Enough Room? Page 3

Avoid placing large pieces of furniture between the loudspeakers (between loudspeakers, the best furniture is no furniture). Imaging will usually suffer, otherwise. You might be able to get away with this if the loudspeakers are well out into the room and the credenza or whatever is back against the wall; I have on occasion used this arrangement with effective results. Similarly, a large coffee table in front of the listening location, with the attendant reflections off of it, is also usually a no-no.

And don't forget that where you place yourself will have a substantial effect on the sound. Position your listening chair, if possible, well clear of the rear wall; that will often (but not always) improve soundstaging and low-end smoothness, though sometimes at the expense of low-end weight. If domestic considerations require that the furniture be flush against the wall, a solution I have found to be satisfactory is to have a light, movable chair---a director's chair, perhaps, which I can easily maneuver in front of the wall-mounted furniture arrangement for use when I want to listen critically.

In my opinion, listeners often sit too far from their loudspeakers. The farther away you sit, the more the room itself affects the sound you hear, particularly at mid- and high frequencies. Yet sitting too close can also present problems: the ideal listening position---the "sweet spot"---is smaller, and if you sit too close, the outputs of the individual drivers in the system may not blend properly. The answer, again, is being open-minded enough to experiment. Don't automatically sit 15' away because that seems the most logical location with your normal furniture arrangement, or because that position worked best with your last pair of loudspeakers, or in your previous listening room, or simply because "you always have."

Furthermore, the height at which you listen is very important. With a stand-mounted loudspeaker, that means trying different stand heights before making a final choice. You might even find that the height recommended by the manufacturer, or their "dedicated" stand itself, is not always optimum for your personal listening situation. Getting the tweeter at or slightly above ear height, for a seated listener, is usually best. But not always. Experiment.

A number of manufacturers are now in the business of selling room-treatment products of various types to help optimize room acoustics. The most widely used are damping panels placed on the walls of the listening room. These range from shaped acoustic foam (available from Sonex, Audio Advisor, Audio Express, and Audio Concepts, among others) to decorative hangings and free-standing panels usually made of rigid fiberglass in a fabric-covered frame. The latter are not that easy to come by commercially (Monster Cable used to market them, but has not been promoting them recently), but the resourceful do-it-yourselfer could build them without a great deal of difficulty. Rigid fiberglass sheets of varying thickness are available from most insulation suppliers. Or you could use fiberglass of the flexible, attic-insulation variety. But be careful---avoid skin contact with the raw fiberglass (it's nasty, itchy stuff), and try not to shake fiberglass dust into the air (footnote 3). The most difficult part of the project will be framing and covering the fiberglass. I strongly recommend a fabric cover of some sort over it, for both cosmetic and health reasons.
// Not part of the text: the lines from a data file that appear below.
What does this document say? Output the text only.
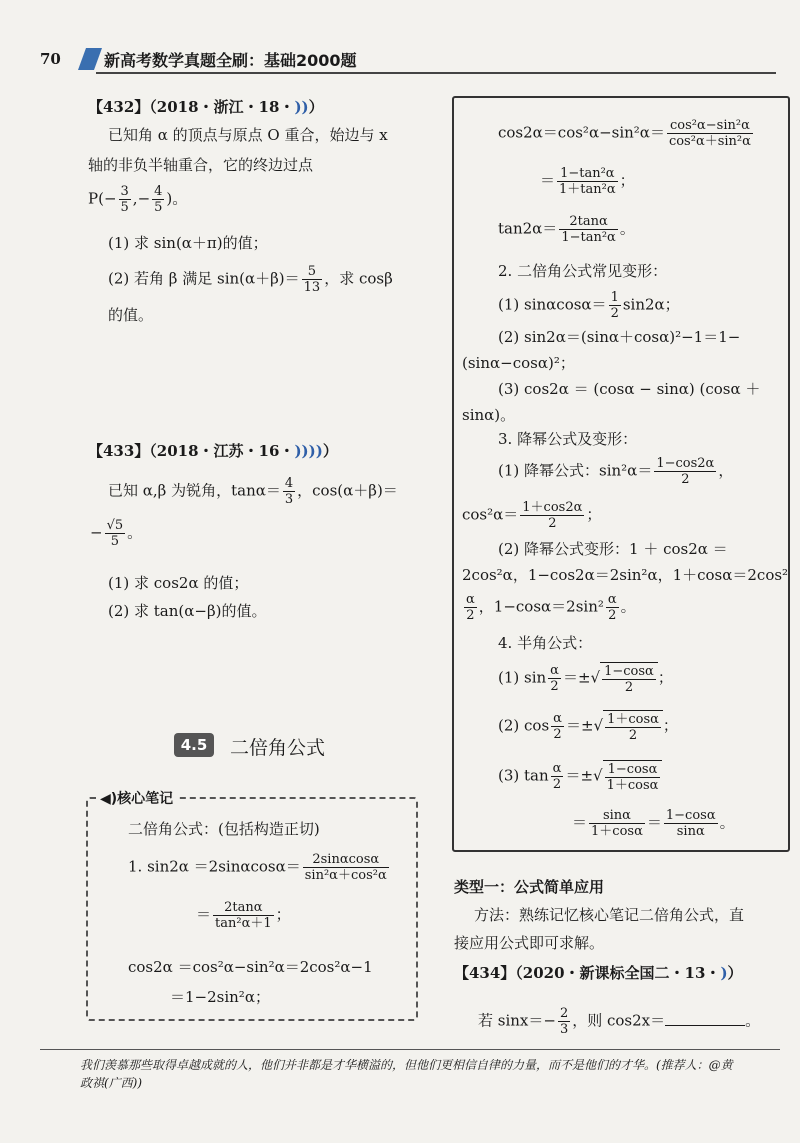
70	新高考数学真题全刷：基础2000题
【432】（2018・浙江・18・))）
已知角 α 的顶点与原点 O 重合，始边与 x
轴的非负半轴重合，它的终边过点
$P(- \frac{3}{5}$ ,− $\frac{4}{5}$ )。
(1) 求 sin(α＋π)的值；
(2) 若角 β 满足 $\sin(\alpha+\beta)= \frac{5}{13}$ ，求 cosβ
的值。
【433】（2018・江苏・16・))))）
已知 α,β 为锐角，$\tan\alpha= \frac{4}{3}$ ，cos(α＋β)＝
− $\frac{√5}{5}$ 。
(1) 求 cos2α 的值；
(2) 求 tan(α−β)的值。
4.5	二倍角公式
◀)核心笔记
二倍角公式：(包括构造正切)
1. $\sin 2\alpha =2\sin\alpha\cos\alpha= \frac{2\sin\alpha\cos\alpha}{\text{sin²α＋cos²α}}$
＝ $\frac{2\tan\alpha}{\text{tan²α＋1}}$ ；
cos2α ＝cos²α−sin²α＝2cos²α−1
＝1−2sin²α；
$\cos 2\alpha=\cos^2\alpha-\sin^2\alpha= \frac{\text{cos²α−sin²α}}{\text{cos²α＋sin²α}}$
＝ $\frac{\text{1−tan²α}}{\text{1＋tan²α}}$ ；
$\tan 2\alpha= \frac{2\tan\alpha}{\text{1−tan²α}}$ 。
2. 二倍角公式常见变形：
(1) $\sin\alpha\cos\alpha= \frac{1}{2} \sin 2\alpha$；
(2) sin2α＝(sinα＋cosα)²−1＝1−
(sinα−cosα)²；
(3) cos2α ＝ (cosα − sinα) (cosα ＋
sinα)。
3. 降幂公式及变形：
(1) 降幂公式：$\sin^2\alpha= \frac{1-\cos 2\alpha}{2}$ ，
$\cos^2\alpha= \frac{1+\cos 2\alpha}{2}$ ；
(2) 降幂公式变形：1 ＋ cos2α ＝
2cos²α，1−cos2α＝2sin²α，1＋cosα＝2cos²
$\frac{\alpha}{2}$ ，$1-\cos\alpha=2\sin^2 \frac{\alpha}{2}$ 。
4. 半角公式：
(1) $\sin \frac{\alpha}{2}$ ＝±√ $\frac{1-\cos\alpha}{2}$ ；
(2) $\cos \frac{\alpha}{2}$ ＝±√ $\frac{1+\cos\alpha}{2}$ ；
(3) $\tan \frac{\alpha}{2}$ ＝±√ $\frac{1-\cos\alpha}{1+\cos\alpha}$
＝ $\frac{\sin\alpha}{1+\cos\alpha} = \frac{1-\cos\alpha}{\sin\alpha}$ 。
类型一：公式简单应用
方法：熟练记忆核心笔记二倍角公式，直
接应用公式即可求解。
【434】（2020・新课标全国二・13・)）
若 $\sin x=- \frac{2}{3}$ ，则 cos2x＝	。
我们羡慕那些取得卓越成就的人，他们并非都是才华横溢的，但他们更相信自律的力量，而不是他们的才华。(推荐人：@黄
政祺(广西))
Beyond this, the products tend to get more specialized and more expensive. Tube Traps are by now known to most audiophiles. They are designed primarily to reduce low-frequency pressure buildup in the room corners, where such frequencies are known to get together and party, disturbing the acoustic peace of the rest of the room. Traps are also often used against wall surfaces as well. JGH and LA reviewed them way back in Vol.9 No.3. A more recent variation on this idea is the Phantom Acoustics Shadow, which RH reviewed in Vol.12 No.12; it takes an active approach to reducing pressure buildup in the corners.

Also new are the products from RoomTune. Their line consists of small, freestanding panel absorbers and smaller devices designed to fit into the upper room corners and high on the walls near the ceiling. Some of this company's ideas on room acoustics are decidedly unconventional. GL is currently living with their products, and will report his findings in a future issue. Stay, ah, tuned.

Then there are RPG Diffusors and related products. These operate on the principle of establishing a smooth, controlled diffusion of sound (though they also make a device called an Abffusor, which combines diffusion and absorption). These are perhaps the most expensive of the room-treatment devices, and while mainly designed for recording studios, they have found their way into some home listening rooms. Keith Yates commented on them for Stereophile in Vol.11 No.4.

Many of these products, and others which pop up from time to time, are effective, but I strongly recommend working to obtain the best results you can with normal domestic furnishings before resorting to them. Again, try various furniture arrangements and loudspeaker (and listener) locations first, remembering to do something about those flat, reflective walls to improve both their dispersion and their absorption in the appropriate places. Then, if the results continue to defeat your best efforts, you might look into specialized room treatments. If you need such dedicated products, and they are acceptable to the budget- and decor-meister in the family, they should be your final room tweak, not your first.



Footnote 3: We're not talking asbestos-type problems here, but inhalation of brittle, non-degradable fibers is unlikely to help promote rosy cheeks. Nor is getting them in your eyes a good idea. Which are two reasons why I have reservations about recommendations to use this material to reduce the noise of an air-conditioning system by lining the inside of the ducts with it.